Choose at least seven credits:
(3 credits) This course involves the study of cost systems and their use in decision-making by management. Emphasis is placed on the areas of cost-volume-profit analysis, job-order and process costing systems, budgets and standards, cost allocation and capital budgeting. Prerequisites: ACC215 and 216.
Individual Income Tax
(4 credits) This is an introduction to current federal and state taxation laws and practices. The emphasis is on the federal income tax and its impact on accounting procedures and management decision-making. Prerequisites: ACC215 and 216, or permission of chair of the business department.
Introduction to Legal Environment
(2 credits) The goal of this course is to provide the student with an introduction to the American legal system from a Christian perspective. Emphasis is placed on those topics which are particularly relevant to business and business transactions.
Practicum in Business
(1 credit) This course is a directed practicum in business for students and is by arrangement with instructor and on-site supervisor(s). The course will provide initial practical work experience in the field of business. Prerequisites: ACC215, BUS200 or BUS201. Note: Requires 25 clock hours of work experience. Graded on a pass/no pass basis. Course may be repeated one time.
(2 credits) (Writing intensive) Business Writing is an interdisciplinary writing course designed to provide instruction on writing skills relevant to the workplace. The course focuses on the practice and study of methods of written communication that are utilized in the professional world. This course explores techniques and strategies specific to business writing through in-class lectures and exercises, a group project, and individual writing assignments. Prerequisites: Sophomore standing and two ACC, AGR, BUS or ECO courses.
(4 credits) This course is a study of the skills needed to develop and manage long-term relationships with customers and suppliers. Emphasis is placed on relationship selling, presentation, prospecting, handling objectives and closing techniques with consideration given to differences in the global marketplace. Prerequisite: Sophomore standing.
Customer Relations Management
(4 credits) This course examines customer relationship management (CRM) and its application in marketing, sales, and service. Effective CRM strategies help companies align business process with customer centric strategies using people, technology, and knowledge. Companies strive to use CRM to optimize the identification, acquisition, growth and retention of desired customers to gain competitive advantage and maximize profit. Anyone interested in working with customers and CRM technology and would like to be responsible for the development of any major aspect of CRM will find this course beneficial. Prerequisite: Sophomore standing.
(4 credits) (NWCore option under Self and Society) What is the economy? What drives the boom and bust of the market?
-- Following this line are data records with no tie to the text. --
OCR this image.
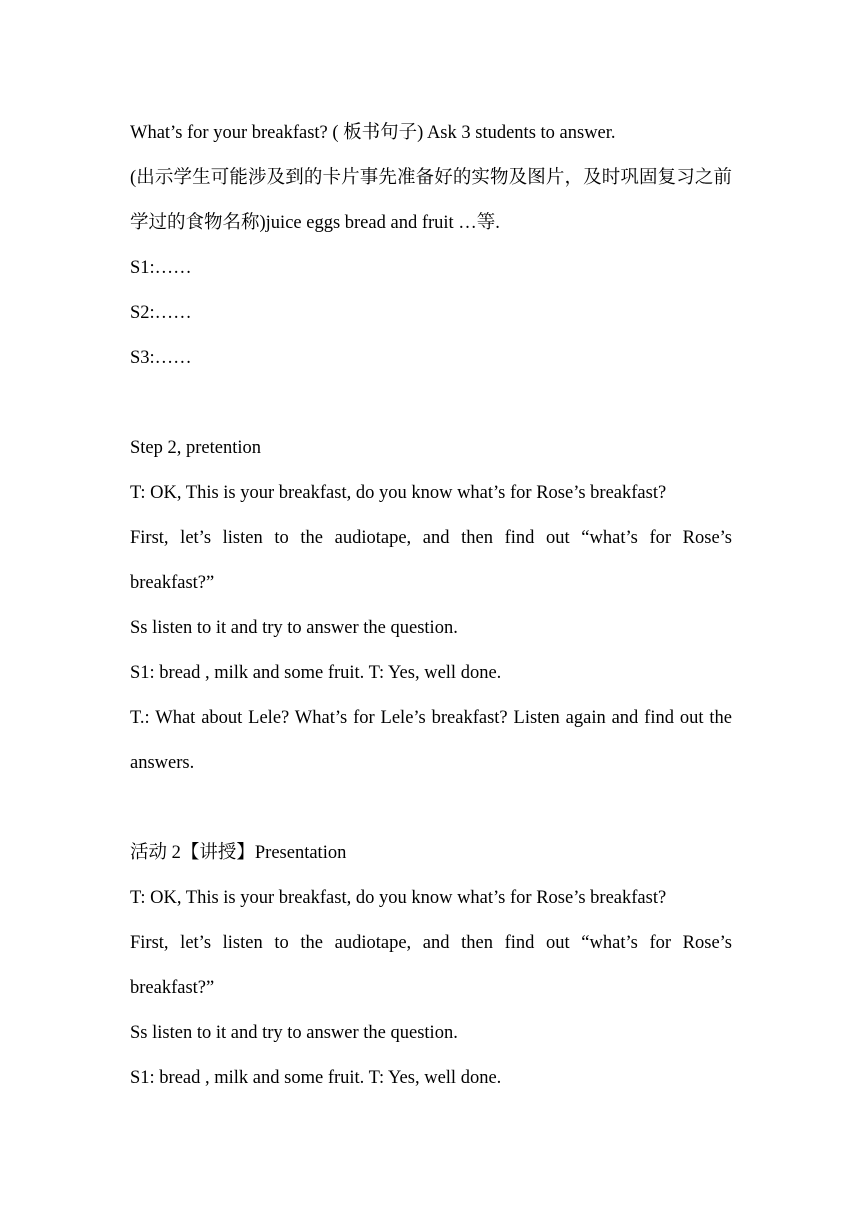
What’s for your breakfast? ( 板书句子) Ask 3 students to answer.

(出示学生可能涉及到的卡片事先准备好的实物及图片，及时巩固复习之前学过的食物名称)juice eggs bread and fruit …等.

S1:……

S2:……

S3:……

Step 2, pretention

T: OK, This is your breakfast, do you know what’s for Rose’s breakfast?

First, let’s listen to the audiotape, and then find out “what’s for Rose’s breakfast?”

Ss listen to it and try to answer the question.

S1: bread , milk and some fruit. T: Yes, well done.

T.: What about Lele? What’s for Lele’s breakfast? Listen again and find out the answers.

活动 2【讲授】Presentation

T: OK, This is your breakfast, do you know what’s for Rose’s breakfast?

First, let’s listen to the audiotape, and then find out “what’s for Rose’s breakfast?”

Ss listen to it and try to answer the question.

S1: bread , milk and some fruit. T: Yes, well done.
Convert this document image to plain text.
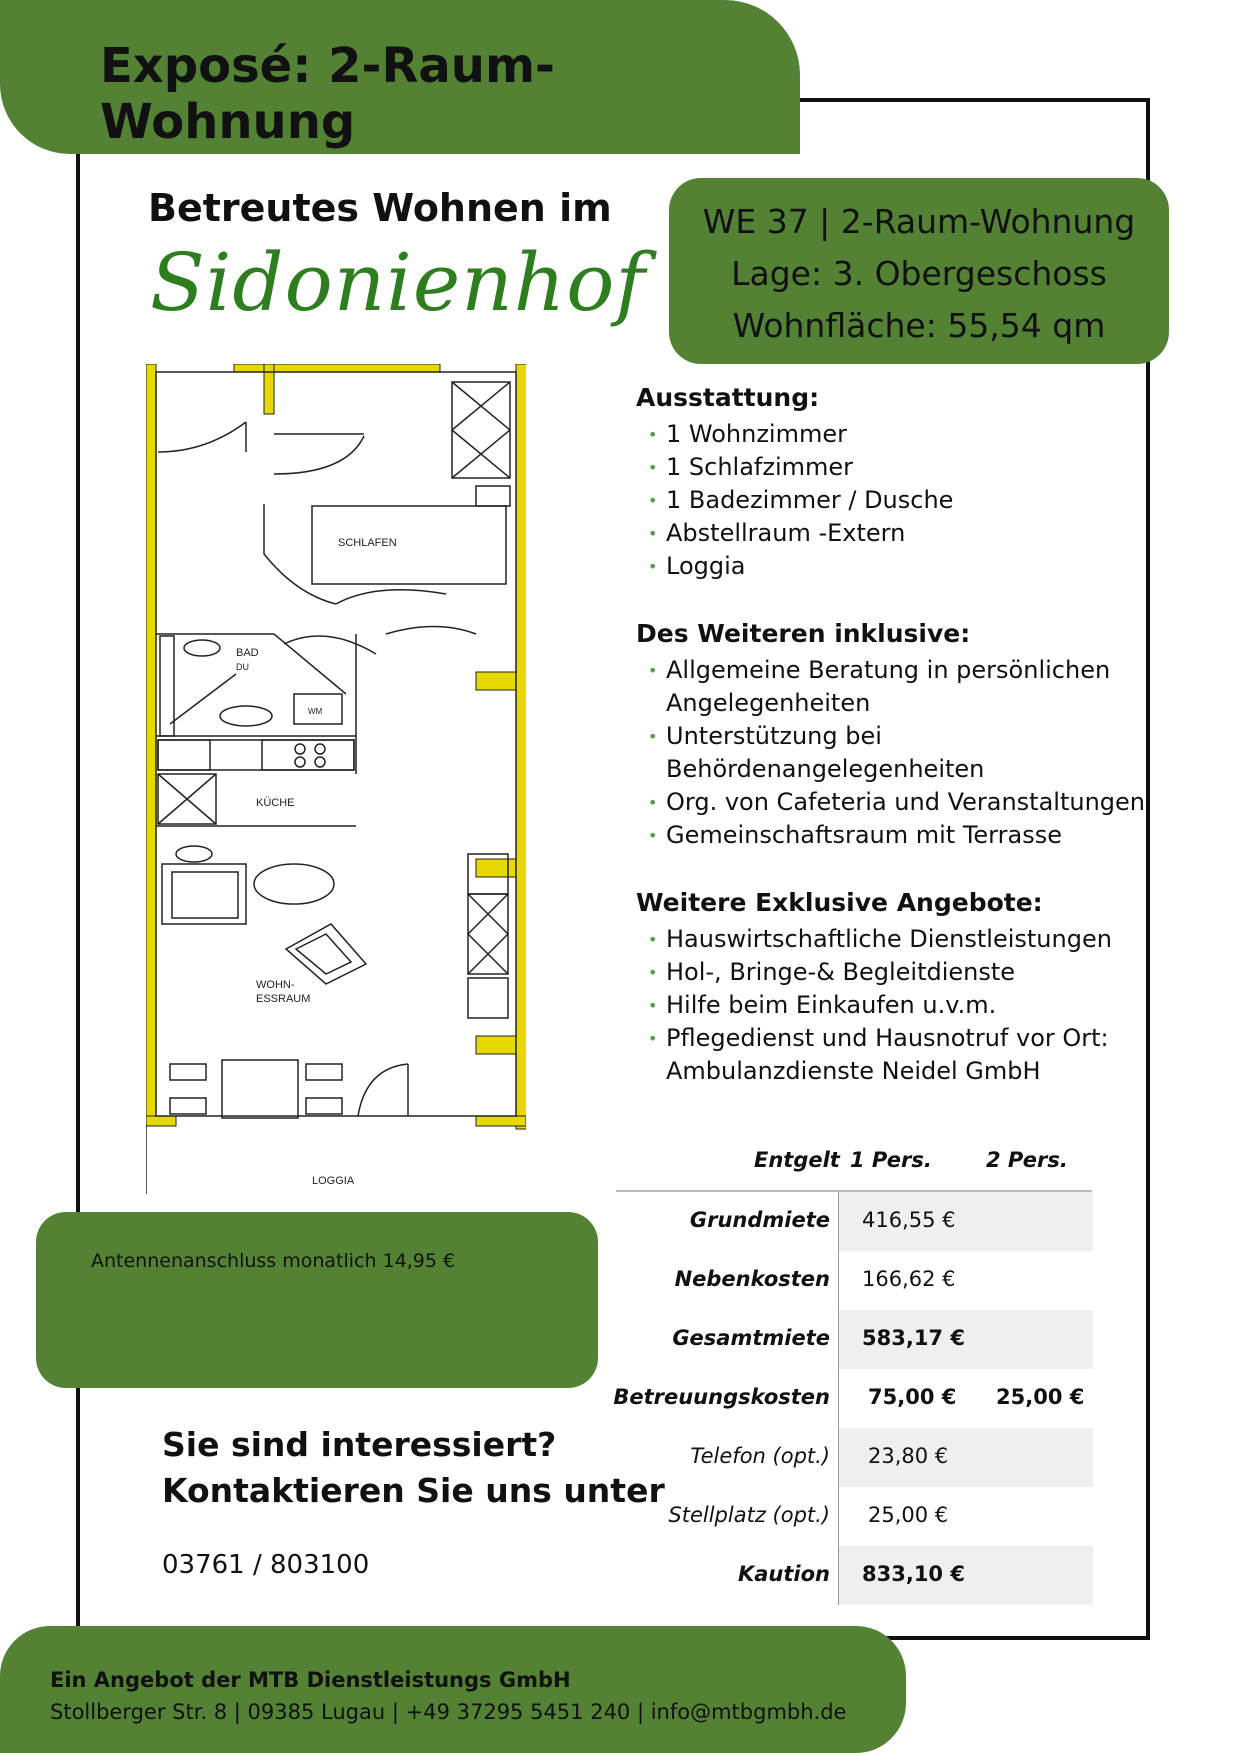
Exposé: 2-Raum-Wohnung
Betreutes Wohnen im
Sidonienhof
WE 37 | 2-Raum-Wohnung
Lage: 3. Obergeschoss
Wohnfläche: 55,54 qm
Ausstattung:
• 1 Wohnzimmer
• 1 Schlafzimmer
• 1 Badezimmer / Dusche
• Abstellraum -Extern
• Loggia
Des Weiteren inklusive:
• Allgemeine Beratung in persönlichen Angelegenheiten
• Unterstützung bei Behördenangelegenheiten
• Org. von Cafeteria und Veranstaltungen
• Gemeinschaftsraum mit Terrasse
Weitere Exklusive Angebote:
• Hauswirtschaftliche Dienstleistungen
• Hol-, Bringe-& Begleitdienste
• Hilfe beim Einkaufen u.v.m.
• Pflegedienst und Hausnotruf vor Ort: Ambulanzdienste Neidel GmbH
SCHLAFEN
BAD
DU
WM
KÜCHE
WOHN-
ESSRAUM
LOGGIA
Antennenanschluss monatlich 14,95 €
Sie sind interessiert?
Kontaktieren Sie uns unter
03761 / 803100
Entgelt 1 Pers.	2 Pers.
Grundmiete 416,55 €
Nebenkosten 166,62 €
Gesamtmiete 583,17 €
Betreuungskosten 75,00 € 25,00 €
Telefon (opt.) 23,80 €
Stellplatz (opt.) 25,00 €
Kaution 833,10 €
Ein Angebot der MTB Dienstleistungs GmbH
Stollberger Str. 8 | 09385 Lugau | +49 37295 5451 240 | info@mtbgmbh.de
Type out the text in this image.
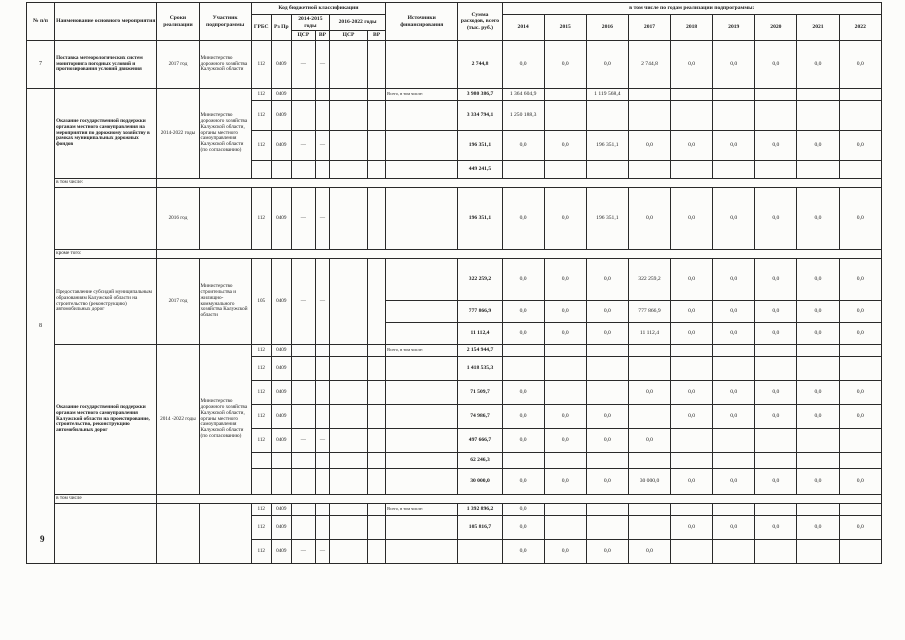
№ п/п	Наименование основного мероприятия	Сроки реализации	Участник подпрограммы	Код бюджетной классификации						Источники финансирования	Сумма расходов, всего (тыс. руб.)	в том числе по годам реализации подпрограммы:								
				ГРБС	Рз Пр	2014-2015 годы		2016-2022 годы				2014	2015	2016	2017	2018	2019	2020	2021	2022
						ЦСР	ВР	ЦСР	ВР											
7	Поставка метеорологических систем мониторинга погодных условий и прогнозирования условий движения	2017 год	Министерство дорожного хозяйства Калужской области	112	0409	—	—				2 744,8	0,0	0,0	0,0	2 744,8	0,0	0,0	0,0	0,0	0,0
8	Оказание государственной поддержки органам местного самоуправления на мероприятия по дорожному хозяйству в рамках муниципальных дорожных фондов	2014-2022 годы	Министерство дорожного хозяйства Калужской области, органы местного самоуправления Калужской области (по согласованию)	112	0409					Всего, в том числе:	3 980 386,7	1 364 604,9		1 119 568,4						
				112	0409						3 334 794,1	1 250 188,3								
				112	0409	—	—				196 351,1	0,0	0,0	196 351,1	0,0	0,0	0,0	0,0	0,0	0,0
											449 241,5									
	в том числе:																			
		2016 год		112	0409	—	—				196 351,1	0,0	0,0	196 351,1	0,0	0,0	0,0	0,0	0,0	0,0
	кроме того:																			
	Предоставление субсидий муниципальным образованиям Калужской области на строительство (реконструкцию) автомобильных дорог	2017 год	Министерство строительства и жилищно-коммунального хозяйства Калужской области	105	0409	—	—				322 259,2	0,0	0,0	0,0	322 259,2	0,0	0,0	0,0	0,0	0,0
											777 866,9	0,0	0,0	0,0	777 866,9	0,0	0,0	0,0	0,0	0,0
											11 112,4	0,0	0,0	0,0	11 112,4	0,0	0,0	0,0	0,0	0,0
	Оказание государственной поддержки органам местного самоуправления Калужской области на проектирование, строительство, реконструкцию автомобильных дорог	2014 -2022 годы	Министерство дорожного хозяйства Калужской области, органы местного самоуправления Калужской области (по согласованию)	112	0409					Всего, в том числе:	2 154 944,7									
				112	0409						1 418 535,3									
				112	0409						71 509,7	0,0			0,0	0,0	0,0	0,0	0,0	0,0
				112	0409						74 986,7	0,0	0,0	0,0		0,0	0,0	0,0	0,0	0,0
				112	0409	—	—				497 666,7	0,0	0,0	0,0	0,0					
											62 246,3									
											30 000,0	0,0	0,0	0,0	30 000,0	0,0	0,0	0,0	0,0	0,0
	в том числе																			
				112	0409					Всего, в том числе:	1 392 896,2	0,0								
				112	0409						105 816,7	0,0				0,0	0,0	0,0	0,0	0,0
				112	0409	—	—					0,0	0,0	0,0	0,0					
9
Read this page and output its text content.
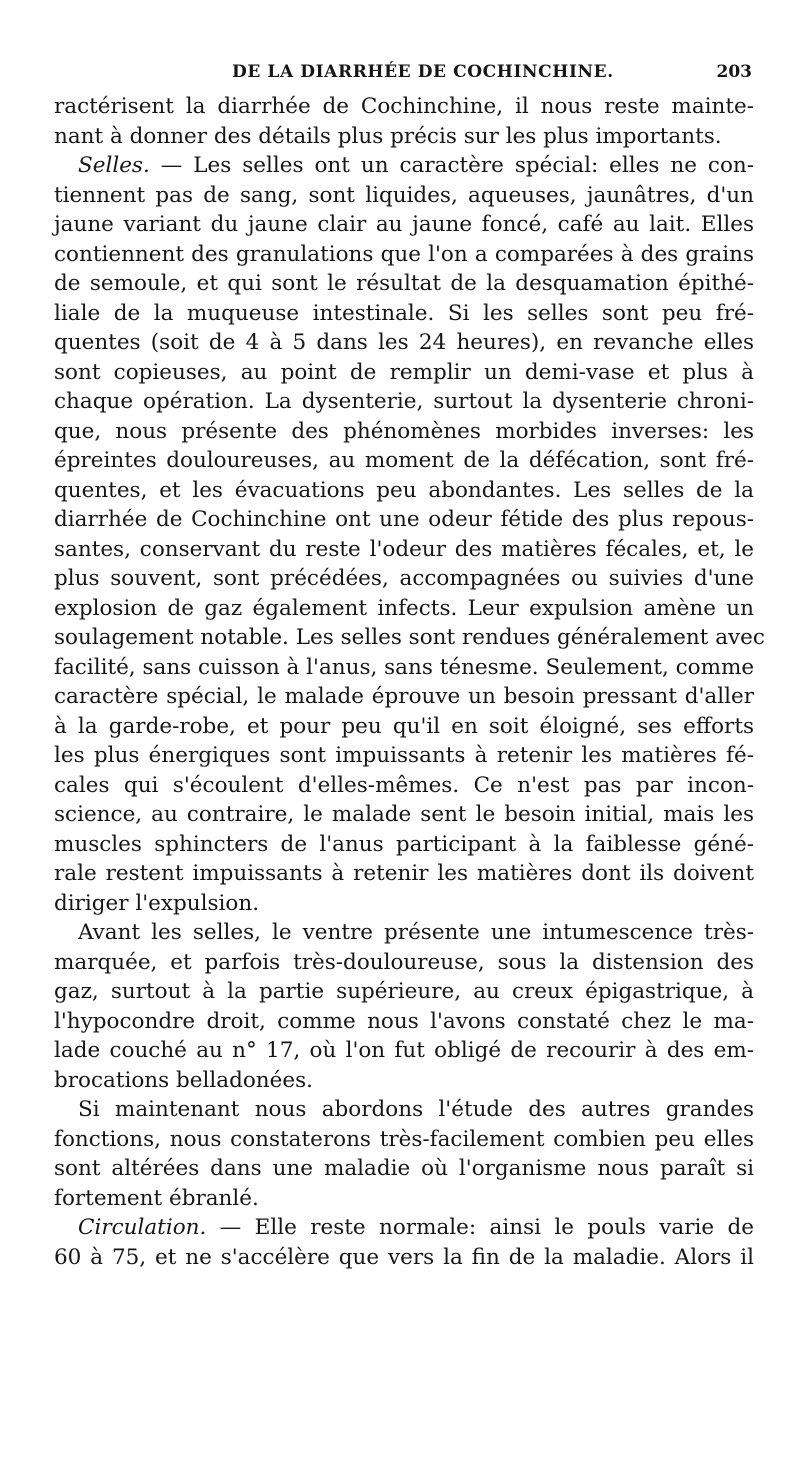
DE LA DIARRHÉE DE COCHINCHINE.	203
ractérisent la diarrhée de Cochinchine, il nous reste mainte-
nant à donner des détails plus précis sur les plus importants.
Selles. — Les selles ont un caractère spécial: elles ne con-
tiennent pas de sang, sont liquides, aqueuses, jaunâtres, d'un
jaune variant du jaune clair au jaune foncé, café au lait. Elles
contiennent des granulations que l'on a comparées à des grains
de semoule, et qui sont le résultat de la desquamation épithé-
liale de la muqueuse intestinale. Si les selles sont peu fré-
quentes (soit de 4 à 5 dans les 24 heures), en revanche elles
sont copieuses, au point de remplir un demi-vase et plus à
chaque opération. La dysenterie, surtout la dysenterie chroni-
que, nous présente des phénomènes morbides inverses: les
épreintes douloureuses, au moment de la défécation, sont fré-
quentes, et les évacuations peu abondantes. Les selles de la
diarrhée de Cochinchine ont une odeur fétide des plus repous-
santes, conservant du reste l'odeur des matières fécales, et, le
plus souvent, sont précédées, accompagnées ou suivies d'une
explosion de gaz également infects. Leur expulsion amène un
soulagement notable. Les selles sont rendues généralement avec
facilité, sans cuisson à l'anus, sans ténesme. Seulement, comme
caractère spécial, le malade éprouve un besoin pressant d'aller
à la garde-robe, et pour peu qu'il en soit éloigné, ses efforts
les plus énergiques sont impuissants à retenir les matières fé-
cales qui s'écoulent d'elles-mêmes. Ce n'est pas par incon-
science, au contraire, le malade sent le besoin initial, mais les
muscles sphincters de l'anus participant à la faiblesse géné-
rale restent impuissants à retenir les matières dont ils doivent
diriger l'expulsion.
Avant les selles, le ventre présente une intumescence très-
marquée, et parfois très-douloureuse, sous la distension des
gaz, surtout à la partie supérieure, au creux épigastrique, à
l'hypocondre droit, comme nous l'avons constaté chez le ma-
lade couché au n° 17, où l'on fut obligé de recourir à des em-
brocations belladonées.
Si maintenant nous abordons l'étude des autres grandes
fonctions, nous constaterons très-facilement combien peu elles
sont altérées dans une maladie où l'organisme nous paraît si
fortement ébranlé.
Circulation. — Elle reste normale: ainsi le pouls varie de
60 à 75, et ne s'accélère que vers la fin de la maladie. Alors il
Why do people choose what they choose? How should I think about money? What is the role of our government? How do I view inequality? Every decision we make and everything we see in the modern society has something to do with economics. In this course, we will cover the ABC's of micro and macroeconomics that are most relevant to our everyday life. We will also learn a brief history of economic thought, and build our foundation on the Christian principles. Note: This course is not intended for business or economics majors.